Frictions between the government and RBI have got magnified in the decade after the global financial crisis. Tell-all books from former governors Y.V. Reddy and D. Subbarao describe in detail how pressure was exerted to keep interest rates low and monetary policy accommodative, even as asset-price inflation threatened financial stability and structural deficiencies drove up the price line to almost double digits. The seeds of corporate overleveraging and ballooning of bad loans were largely sown during this period. Ironically, the government now blames RBI for this loan gluttony and resultant indigestion. It is also during this period that the government used its legislative powers to amend the RBI Act to nominate an additional bureaucrat to the central bank’s board, or to create a super-regulatory body in an attempt to diminish RBI’s primus inter pares status among regulators.
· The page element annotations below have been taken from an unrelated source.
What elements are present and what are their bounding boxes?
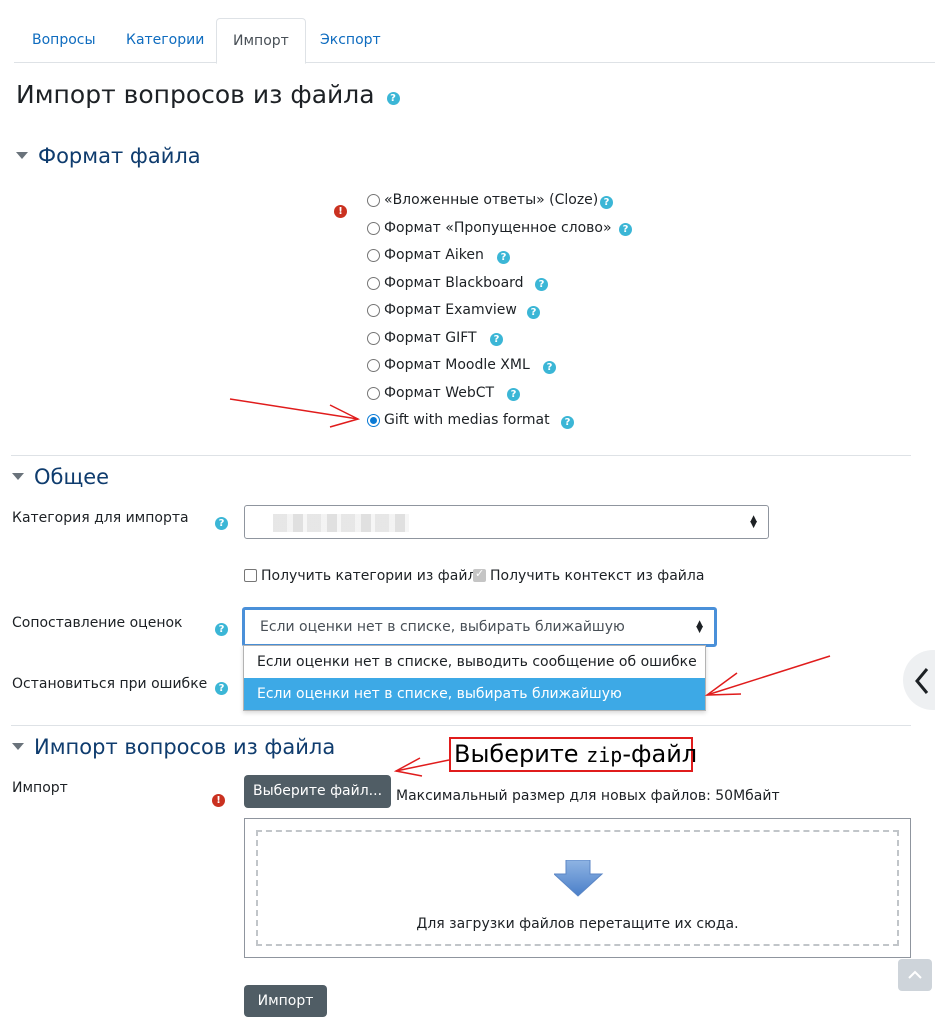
chevron-up-icon [908, 970, 922, 979]
annotation-arrow-line [706, 655, 831, 696]
annotation-arrow-line [395, 759, 450, 772]
annotation-arrow-head [704, 672, 742, 696]
chevron-left-icon [915, 668, 929, 694]
back-to-top-button[interactable] [898, 959, 932, 991]
annotation-arrows [229, 398, 831, 777]
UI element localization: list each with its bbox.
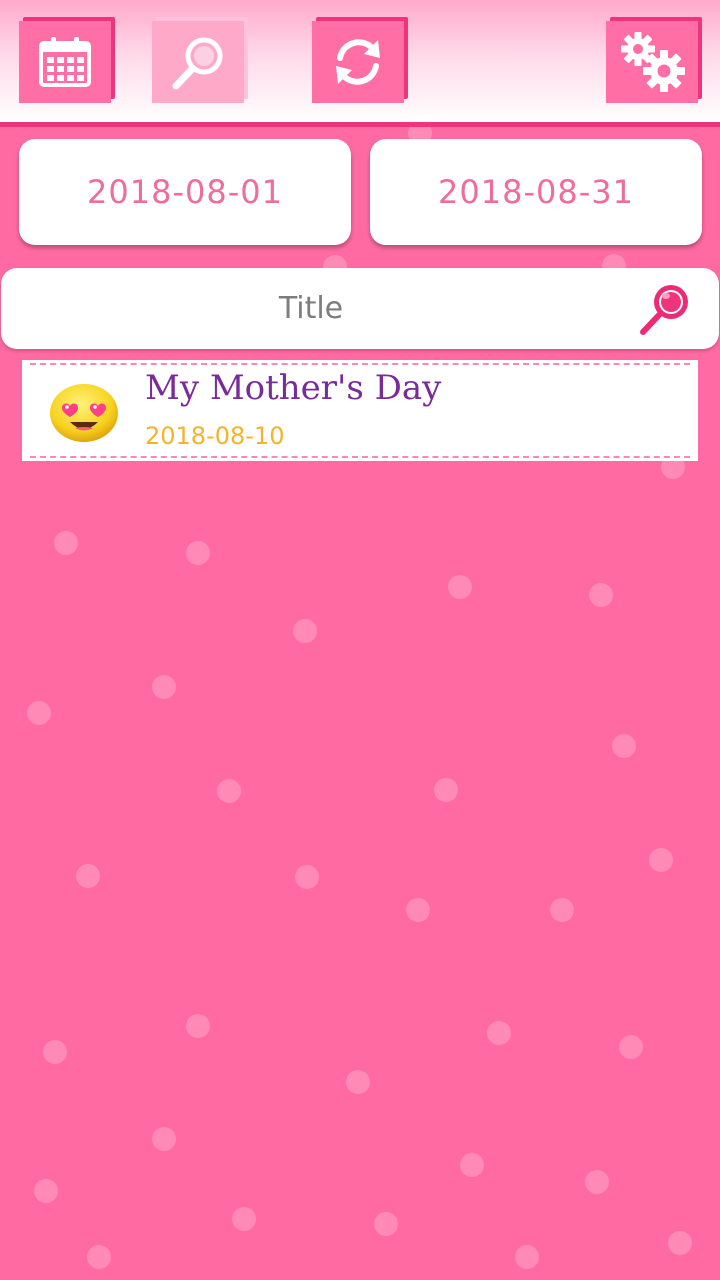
list-item[interactable]: My Mother's Day 2018-08-10 <box>22 360 698 461</box>
refresh-icon <box>336 39 380 85</box>
heart-eyes-emoji-icon <box>50 384 118 442</box>
search-tab-button[interactable] <box>152 17 248 103</box>
calendar-button[interactable] <box>19 17 115 103</box>
end-date-value: 2018-08-31 <box>438 173 634 211</box>
settings-button[interactable] <box>606 17 702 103</box>
entry-title: My Mother's Day <box>145 368 442 408</box>
start-date-picker[interactable]: 2018-08-01 <box>19 139 351 245</box>
top-toolbar <box>0 0 720 127</box>
title-search-bar <box>1 268 719 349</box>
start-date-value: 2018-08-01 <box>87 173 283 211</box>
title-search-input[interactable] <box>1 268 621 349</box>
end-date-picker[interactable]: 2018-08-31 <box>370 139 702 245</box>
refresh-button[interactable] <box>312 17 408 103</box>
calendar-icon <box>39 37 91 87</box>
magnifier-icon <box>640 285 688 335</box>
settings-icon <box>621 32 685 92</box>
search-icon <box>172 37 223 90</box>
search-submit-button[interactable] <box>635 280 695 340</box>
entry-date: 2018-08-10 <box>145 422 285 450</box>
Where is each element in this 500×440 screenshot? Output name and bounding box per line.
The government’s increasing demands on the central bank can be viewed in two ways. One, as a spectacle of rising desperation on the eve of the general election as the promised economic well-being eludes ordinary Indians, especially after the misguided demonetization move. The other way to see it is through the lens of expectations: have RBI’s past actions given the executive reason to expect more? The central bank’s role in demonetization was questioned in several quarters and the governors are yet to explain their stand or address the lingering questions. The larger question is whether the new monetary policy, based on the single objective of inflation-targeting when compared with the earlier framework of multiple indicator approach, has provided the government with the necessary ammunition to push the envelope. Existing literature shows how inflation-targeting in the absence of necessary sufficient conditions can be premature. For example, the problems of inadequate monetary policy transmission, highlighted by RBI’s own internal study group (sluggish and excessively lagged, asymmetric across borrowers and monetary policy cycles), should have stayed the central bank’s hands. Then there are other infirmities—underdeveloped financial markets, persisting structural problems, weak macro fundamentals (deficit pressures)—that ideally should have delayed the implementation of an inflation-targeting regime. To its credit, the monetary policy framework has certainly contributed to the current benign inflation regime, but then so have a combination of other serendipitous factors, such as low oil or food prices.
In the balance of political expediency versus central bank autonomy, there is a view that implementing inflation-targeting perhaps adds more to political capital rather than comprehensively furthering the cause of central bank autonomy. Even in the binary choices between price stability and growth, both of which form RBI’s stated objectives, the central bank is expected to walk that fine line between autonomy and alignment with the government’s growth objectives. This includes pursuing greater transparency and implementing robust communication policies. The government, on the other hand, needs to appreciate the central bank’s expertise and its deft handling of earlier crises while refraining from interfering in the policymaking and rate-setting process. That should set the tone for the board meeting, where mutual appreciation and understanding triumph transient and partisan interests.